Chloroform by James Simpson
Was very effective and had little side effects. However, dosage was difficult and risky and could kill some people.
Some people were worried about the long term effects of chloroform.
The Victorians were very religious and believed that God inflicted pain for a reason and this was interfering with His plan.
First antiseptic was developed by…
Joseph Lister
Development of Carbolic Acid
1864 - Lister reads about Louis Pasteur’s Germ Theory and learns that carbolic acid kills parasites and bacteria in sewage.
1865 - Lister soaks bandages in carbolic acid to avoid wounds from getting infected.
1866 - Lister uses carbolic acid to clean wounds and equipment and also invents a spray that disinfects the air around the patient.

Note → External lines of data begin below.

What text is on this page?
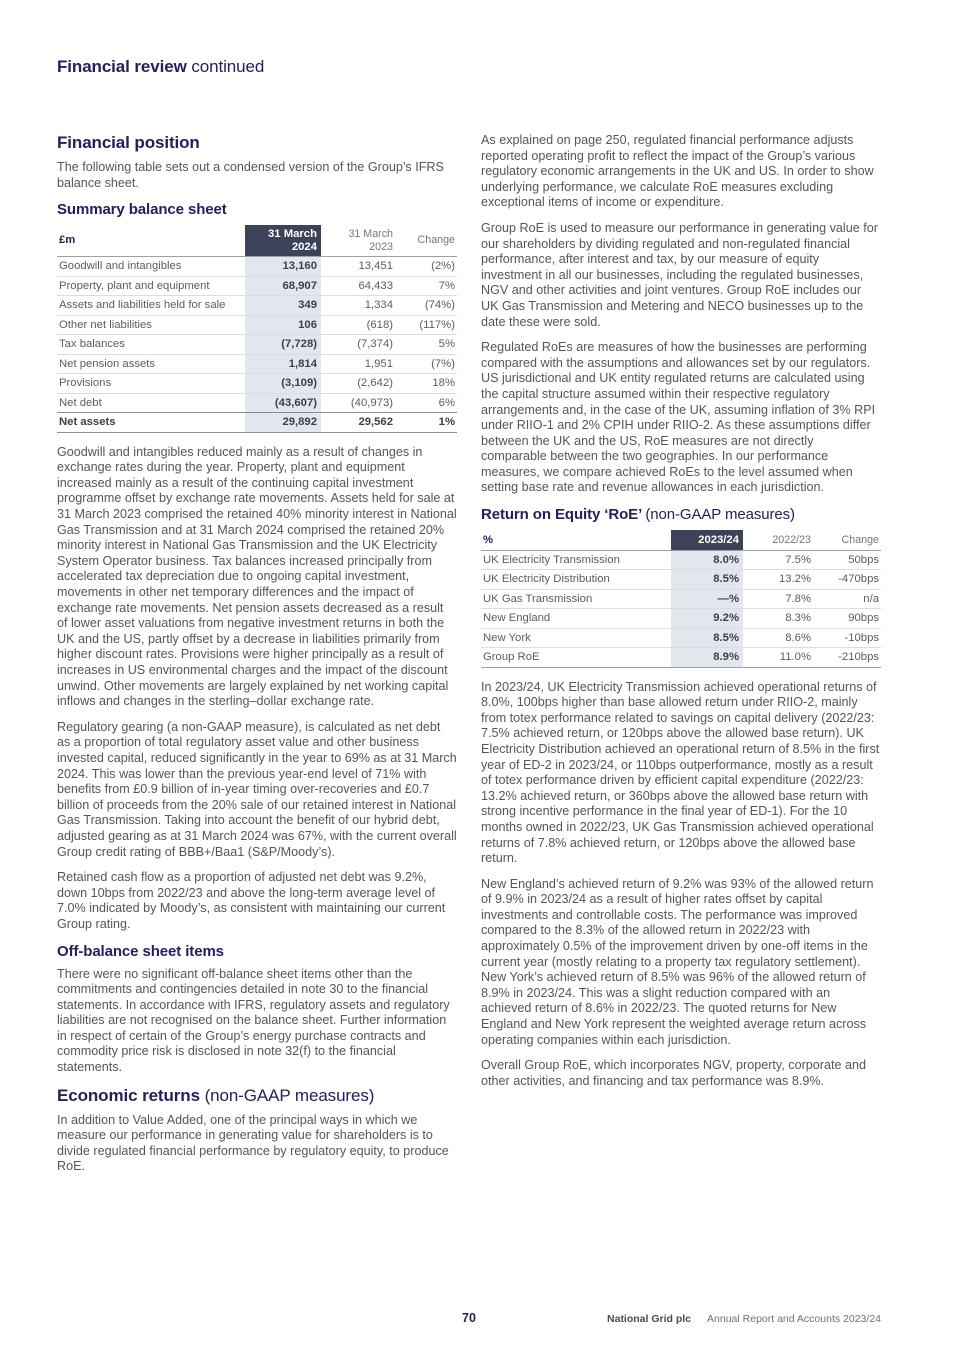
Financial review continued
Financial position

The following table sets out a condensed version of the Group’s IFRS balance sheet.

Summary balance sheet
£m	31 March 2024	31 March 2023	Change
Goodwill and intangibles	13,160	13,451	(2%)
Property, plant and equipment	68,907	64,433	7%
Assets and liabilities held for sale	349	1,334	(74%)
Other net liabilities	106	(618)	(117%)
Tax balances	(7,728)	(7,374)	5%
Net pension assets	1,814	1,951	(7%)
Provisions	(3,109)	(2,642)	18%
Net debt	(43,607)	(40,973)	6%
Net assets	29,892	29,562	1%

Goodwill and intangibles reduced mainly as a result of changes in exchange rates during the year. Property, plant and equipment increased mainly as a result of the continuing capital investment programme offset by exchange rate movements. Assets held for sale at 31 March 2023 comprised the retained 40% minority interest in National Gas Transmission and at 31 March 2024 comprised the retained 20% minority interest in National Gas Transmission and the UK Electricity System Operator business. Tax balances increased principally from accelerated tax depreciation due to ongoing capital investment, movements in other net temporary differences and the impact of exchange rate movements. Net pension assets decreased as a result of lower asset valuations from negative investment returns in both the UK and the US, partly offset by a decrease in liabilities primarily from higher discount rates. Provisions were higher principally as a result of increases in US environmental charges and the impact of the discount unwind. Other movements are largely explained by net working capital inflows and changes in the sterling–dollar exchange rate.

Regulatory gearing (a non-GAAP measure), is calculated as net debt as a proportion of total regulatory asset value and other business invested capital, reduced significantly in the year to 69% as at 31 March 2024. This was lower than the previous year-end level of 71% with benefits from £0.9 billion of in-year timing over-recoveries and £0.7 billion of proceeds from the 20% sale of our retained interest in National Gas Transmission. Taking into account the benefit of our hybrid debt, adjusted gearing as at 31 March 2024 was 67%, with the current overall Group credit rating of BBB+/Baa1 (S&P/Moody’s).

Retained cash flow as a proportion of adjusted net debt was 9.2%, down 10bps from 2022/23 and above the long-term average level of 7.0% indicated by Moody’s, as consistent with maintaining our current Group rating.

Off-balance sheet items

There were no significant off-balance sheet items other than the commitments and contingencies detailed in note 30 to the financial statements. In accordance with IFRS, regulatory assets and regulatory liabilities are not recognised on the balance sheet. Further information in respect of certain of the Group’s energy purchase contracts and commodity price risk is disclosed in note 32(f) to the financial statements.

Economic returns (non-GAAP measures)

In addition to Value Added, one of the principal ways in which we measure our performance in generating value for shareholders is to divide regulated financial performance by regulatory equity, to produce RoE.

As explained on page 250, regulated financial performance adjusts reported operating profit to reflect the impact of the Group’s various regulatory economic arrangements in the UK and US. In order to show underlying performance, we calculate RoE measures excluding exceptional items of income or expenditure.

Group RoE is used to measure our performance in generating value for our shareholders by dividing regulated and non-regulated financial performance, after interest and tax, by our measure of equity investment in all our businesses, including the regulated businesses, NGV and other activities and joint ventures. Group RoE includes our UK Gas Transmission and Metering and NECO businesses up to the date these were sold.

Regulated RoEs are measures of how the businesses are performing compared with the assumptions and allowances set by our regulators. US jurisdictional and UK entity regulated returns are calculated using the capital structure assumed within their respective regulatory arrangements and, in the case of the UK, assuming inflation of 3% RPI under RIIO-1 and 2% CPIH under RIIO-2. As these assumptions differ between the UK and the US, RoE measures are not directly comparable between the two geographies. In our performance measures, we compare achieved RoEs to the level assumed when setting base rate and revenue allowances in each jurisdiction.

Return on Equity ‘RoE’ (non-GAAP measures)
%	2023/24	2022/23	Change
UK Electricity Transmission	8.0%	7.5%	50bps
UK Electricity Distribution	8.5%	13.2%	-470bps
UK Gas Transmission	—%	7.8%	n/a
New England	9.2%	8.3%	90bps
New York	8.5%	8.6%	-10bps
Group RoE	8.9%	11.0%	-210bps

In 2023/24, UK Electricity Transmission achieved operational returns of 8.0%, 100bps higher than base allowed return under RIIO-2, mainly from totex performance related to savings on capital delivery (2022/23: 7.5% achieved return, or 120bps above the allowed base return). UK Electricity Distribution achieved an operational return of 8.5% in the first year of ED-2 in 2023/24, or 110bps outperformance, mostly as a result of totex performance driven by efficient capital expenditure (2022/23: 13.2% achieved return, or 360bps above the allowed base return with strong incentive performance in the final year of ED-1). For the 10 months owned in 2022/23, UK Gas Transmission achieved operational returns of 7.8% achieved return, or 120bps above the allowed base return.

New England’s achieved return of 9.2% was 93% of the allowed return of 9.9% in 2023/24 as a result of higher rates offset by capital investments and controllable costs. The performance was improved compared to the 8.3% of the allowed return in 2022/23 with approximately 0.5% of the improvement driven by one-off items in the current year (mostly relating to a property tax regulatory settlement). New York’s achieved return of 8.5% was 96% of the allowed return of 8.9% in 2023/24. This was a slight reduction compared with an achieved return of 8.6% in 2022/23. The quoted returns for New England and New York represent the weighted average return across operating companies within each jurisdiction.

Overall Group RoE, which incorporates NGV, property, corporate and other activities, and financing and tax performance was 8.9%.

70	National Grid plc Annual Report and Accounts 2023/24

1867 - Lister’s wards have been free from infection for 9 months so he publishes his discovery.
Impact of anaesthetics and antiseptics
The two main problems in surgery, pain and infection, were solved. Deeper, more complex surgeries were available with a much higher success rate. Aseptic surgery was possible because antiseptics were used in operating theatres and on wounds and cuts.
GERM THEORY was founded by…
Louis Pasteur: 1861
How did Louis Pasteur develop Germ Theory?
In 1861, Pasteur who was a French chemist, published his Germ Theory which disproved spontaneous generation.
Proved that germs and bacteria caused decay - discovered this when researching why liquids and food turn sour and ‘go off’ when left open or in conditions that bacteria grow - research for brewing industry about beer.
Theorised that germs, the same way that they cause food to rot, can cause disease in humans, but was unable to prove this at first.
Major breakthrough that inspired other scientists like Joseph Lister and Robert Koch.